Literature Review – November 2024

Literature Review

Description

There were three papers selected from our November literature search. Trautwein et al. retrospectively reviewed magnetic resonance imaging scans from 37 children with achondroplasia and 37 children without achondroplasia (ACH), to expand upon the achondroplasia foramen magnum score system (AFMS). 12 parameters were measured and AFMS scores established. Significant differences were found between the achondroplastic and reference groups in 10 of the parameters measured, and AFMS was retrospectively determined in 24 of the 37 children with ACH.

Our second paper by Rico-Llanos et al. compared the effects of infigratinib given immediately after birth with therapy started later. Mouse pup litters were randomly assigned into experimental and control groups and given subcutaneous injections of infigratinib. Bone staining, micro-computed tomography imaging, and morphometric analyses were performed to obtain skull, tibia, and femur measurements. Infigratinib improved defective axial and appendicular growth, and early infigratinib treatment restored defective head skeletogenesis in mice with ACH.

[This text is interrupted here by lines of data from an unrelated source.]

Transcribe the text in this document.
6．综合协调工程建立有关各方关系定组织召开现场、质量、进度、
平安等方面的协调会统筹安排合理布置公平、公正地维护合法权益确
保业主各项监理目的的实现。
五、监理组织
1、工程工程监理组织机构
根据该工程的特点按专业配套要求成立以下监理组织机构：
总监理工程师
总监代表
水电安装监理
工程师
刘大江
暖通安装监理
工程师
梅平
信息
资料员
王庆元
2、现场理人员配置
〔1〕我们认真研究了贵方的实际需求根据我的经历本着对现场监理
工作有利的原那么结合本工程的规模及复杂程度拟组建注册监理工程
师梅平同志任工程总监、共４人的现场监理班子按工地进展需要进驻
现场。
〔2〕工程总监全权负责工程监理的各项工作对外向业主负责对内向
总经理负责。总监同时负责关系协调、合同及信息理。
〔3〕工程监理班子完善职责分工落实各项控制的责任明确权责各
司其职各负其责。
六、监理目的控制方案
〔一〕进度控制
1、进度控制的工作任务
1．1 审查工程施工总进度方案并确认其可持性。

Our final selection by Savarirayan et al. evaluated safety and efficacy of oral infigratinib in children between 3 and 11 years. 72 children with ACH were enrolled into five cohorts. Participants were treated with infigratinib for 6 months, followed by 12 months of extended treatment in which cohorts 1 and 2 escalated to the next ascending dose levels at months 6 and 12. All children had at least one adverse event, most of which were mild or moderate; none resulted in discontinuation. In cohort 5, an increased annualised height velocity (AHV) was observed, which persisted throughout the study. Oral infigratinib treatment did not result in any apparent major safety concerns and increased the AHV in children with ACH.